EBAA: UK business aviation takes biggest hit in Europe
Business aviation activity in the UK has taken the biggest dip compared with all major European countries, down 37% on 2019 levels. The findings published in a report A deeper look: Covid-19 impact on Business aviation by country by the EBAA showed Italy in a close second with 35% drop in business aviation operations in the first eight months of the year.
Spain, Portugal and France were all down 33% on 2019, which the EBBA said, represented the European average. Belgium, the Netherlands and Luxembourg all witnessed a 31% drop whilst Switzerland and Scandinavia saw drops in activity of 27%.
Least effected were Germany and Austria which saw drops in operations of 25% and 26% respectively. The EBAA reported that German activity stabilised at around 70% down on 2019 levels, but recovery had been ahead of the continental curve — possibly due to swift action taken by German authorities at the onset of the pandemic suggested the EBAA.

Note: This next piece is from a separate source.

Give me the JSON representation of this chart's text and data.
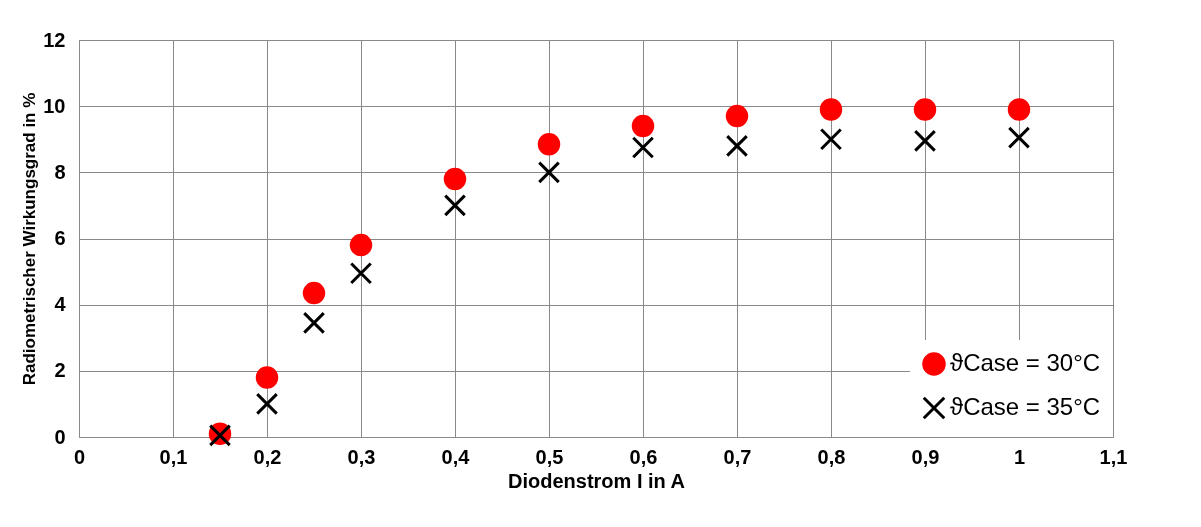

Arthur Thomas, the report’s author and Market & Business Intelligence Senior Manager, EBAA, told Corporate Jet Investor that the data reflects that business aviation is a niche market.
“Right now, if you want to travel by air, airlines do not seem to be an option for a lot of people. Business aviation seems to accommodate those people who absolutely have to travel. It includes the ‘returning user’ and a batch of ‘first time users’. Although the industry did not predict such a phenomenon to happen, there is no real surprise to see business aviation being used in a way that precisely fits its reason to be,” said Thomas.
Business aviation is quite an accurate proxy for the performance of the general economy said Thomas. Any phenomenon impacting the economy has an almost immediate and similar effect on business aviation activity. On top of that, the industry’s demand elasticity reacts strongly to those economic changes. Quicker fall, quicker recovery.
Thomas added: “Obviously I have to mention the general caveat with any prediction. The Covid-19 crisis is very unique which means any prediction remains what it is: a prediction.
“The real question is less on the need for business aviation (which should not disappear, and which could even thrive if people do not want to travel with a lot of people) than the ability of this industry to go through several months of bad financial results. As it is the case in the airlines industry, an airplane that is not flying poses high costs without a possible revenue to back this up. So the higher risk is on the ability of all the small and medium enterprises to simply survive economically.”